As Mrs. Merkel has explained, the idea of structural reform is that everyone improves their competitiveness together – the German dream of the euro area as a “competitiveness union.” Never mind that competitiveness is a relative concept and that you would expect a physics professor to get the point that it’s not possible for everyone to improve their relative position at the same time – other than relative to the rest of the world of course. And the depreciating euro is already delivering quite successfully on that front. Add to the deflationary structural reform agenda the joint endeavor of “growth friendly” fiscal consolidation, and you stare the unchanged euro reality straight into the eyes: more of the same! So it all boils down to how much oomph the plunging euro can steal away from global growth, itself slowing, without triggering more global conflict about currency warfare.
The markets may be excited for a while.

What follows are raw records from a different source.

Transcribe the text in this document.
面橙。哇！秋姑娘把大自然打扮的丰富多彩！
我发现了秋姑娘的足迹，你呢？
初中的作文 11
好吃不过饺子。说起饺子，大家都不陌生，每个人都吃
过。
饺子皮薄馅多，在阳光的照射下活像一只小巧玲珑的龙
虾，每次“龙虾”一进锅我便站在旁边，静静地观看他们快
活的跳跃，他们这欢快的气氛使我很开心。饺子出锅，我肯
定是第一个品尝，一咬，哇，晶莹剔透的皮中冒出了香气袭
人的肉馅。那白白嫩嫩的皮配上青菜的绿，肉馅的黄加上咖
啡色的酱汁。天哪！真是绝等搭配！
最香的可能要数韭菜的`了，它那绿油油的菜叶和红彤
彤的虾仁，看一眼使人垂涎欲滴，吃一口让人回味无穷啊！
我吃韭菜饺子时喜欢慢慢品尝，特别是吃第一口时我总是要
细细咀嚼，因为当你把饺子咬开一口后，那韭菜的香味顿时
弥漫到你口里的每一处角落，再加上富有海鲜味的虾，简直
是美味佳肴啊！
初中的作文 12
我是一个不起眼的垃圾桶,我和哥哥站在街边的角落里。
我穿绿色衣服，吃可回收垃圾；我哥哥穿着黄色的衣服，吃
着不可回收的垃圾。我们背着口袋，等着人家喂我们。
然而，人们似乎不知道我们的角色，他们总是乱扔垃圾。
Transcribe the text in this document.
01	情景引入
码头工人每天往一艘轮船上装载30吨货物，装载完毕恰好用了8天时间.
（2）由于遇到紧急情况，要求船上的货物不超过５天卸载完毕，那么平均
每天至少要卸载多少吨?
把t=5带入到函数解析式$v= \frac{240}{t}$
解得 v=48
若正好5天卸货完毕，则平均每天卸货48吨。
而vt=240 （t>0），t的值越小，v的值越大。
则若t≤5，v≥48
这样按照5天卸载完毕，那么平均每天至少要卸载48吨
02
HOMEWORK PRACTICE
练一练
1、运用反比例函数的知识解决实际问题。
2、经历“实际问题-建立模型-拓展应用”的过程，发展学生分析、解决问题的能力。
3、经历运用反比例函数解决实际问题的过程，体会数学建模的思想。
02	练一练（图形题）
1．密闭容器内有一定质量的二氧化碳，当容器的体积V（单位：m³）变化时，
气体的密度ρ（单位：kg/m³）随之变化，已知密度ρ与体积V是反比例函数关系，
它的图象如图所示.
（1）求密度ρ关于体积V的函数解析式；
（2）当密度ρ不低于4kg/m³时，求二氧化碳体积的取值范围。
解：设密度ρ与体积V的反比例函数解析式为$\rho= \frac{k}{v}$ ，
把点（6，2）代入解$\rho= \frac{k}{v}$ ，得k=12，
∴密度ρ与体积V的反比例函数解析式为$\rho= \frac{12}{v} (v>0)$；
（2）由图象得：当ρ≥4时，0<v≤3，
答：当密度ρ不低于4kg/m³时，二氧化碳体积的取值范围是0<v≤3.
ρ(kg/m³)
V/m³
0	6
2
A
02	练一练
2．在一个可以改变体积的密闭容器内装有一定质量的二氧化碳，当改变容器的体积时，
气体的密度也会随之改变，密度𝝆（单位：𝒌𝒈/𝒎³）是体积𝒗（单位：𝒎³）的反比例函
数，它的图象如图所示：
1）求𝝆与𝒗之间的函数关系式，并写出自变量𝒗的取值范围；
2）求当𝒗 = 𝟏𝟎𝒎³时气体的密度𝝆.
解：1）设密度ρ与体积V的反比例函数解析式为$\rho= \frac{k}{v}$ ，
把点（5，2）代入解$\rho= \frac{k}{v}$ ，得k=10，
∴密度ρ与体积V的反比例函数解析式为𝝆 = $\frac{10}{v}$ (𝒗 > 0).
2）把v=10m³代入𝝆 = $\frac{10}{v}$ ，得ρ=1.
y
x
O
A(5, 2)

I don’t see much reason for anyone else to get overly excited at this point. The Germans will be even more adamant, if that is possible, in forcing the futile competitiveness-cum-austerity wisdom upon their fellow Europeans. But perhaps Athens will enlighten us … Perhaps the Germans are celebrating the prospect of stealing away some of the Swiss’s gigantic external surplus and further boost their own. They may want to think about the Swiss example a little more carefully before it’s too late.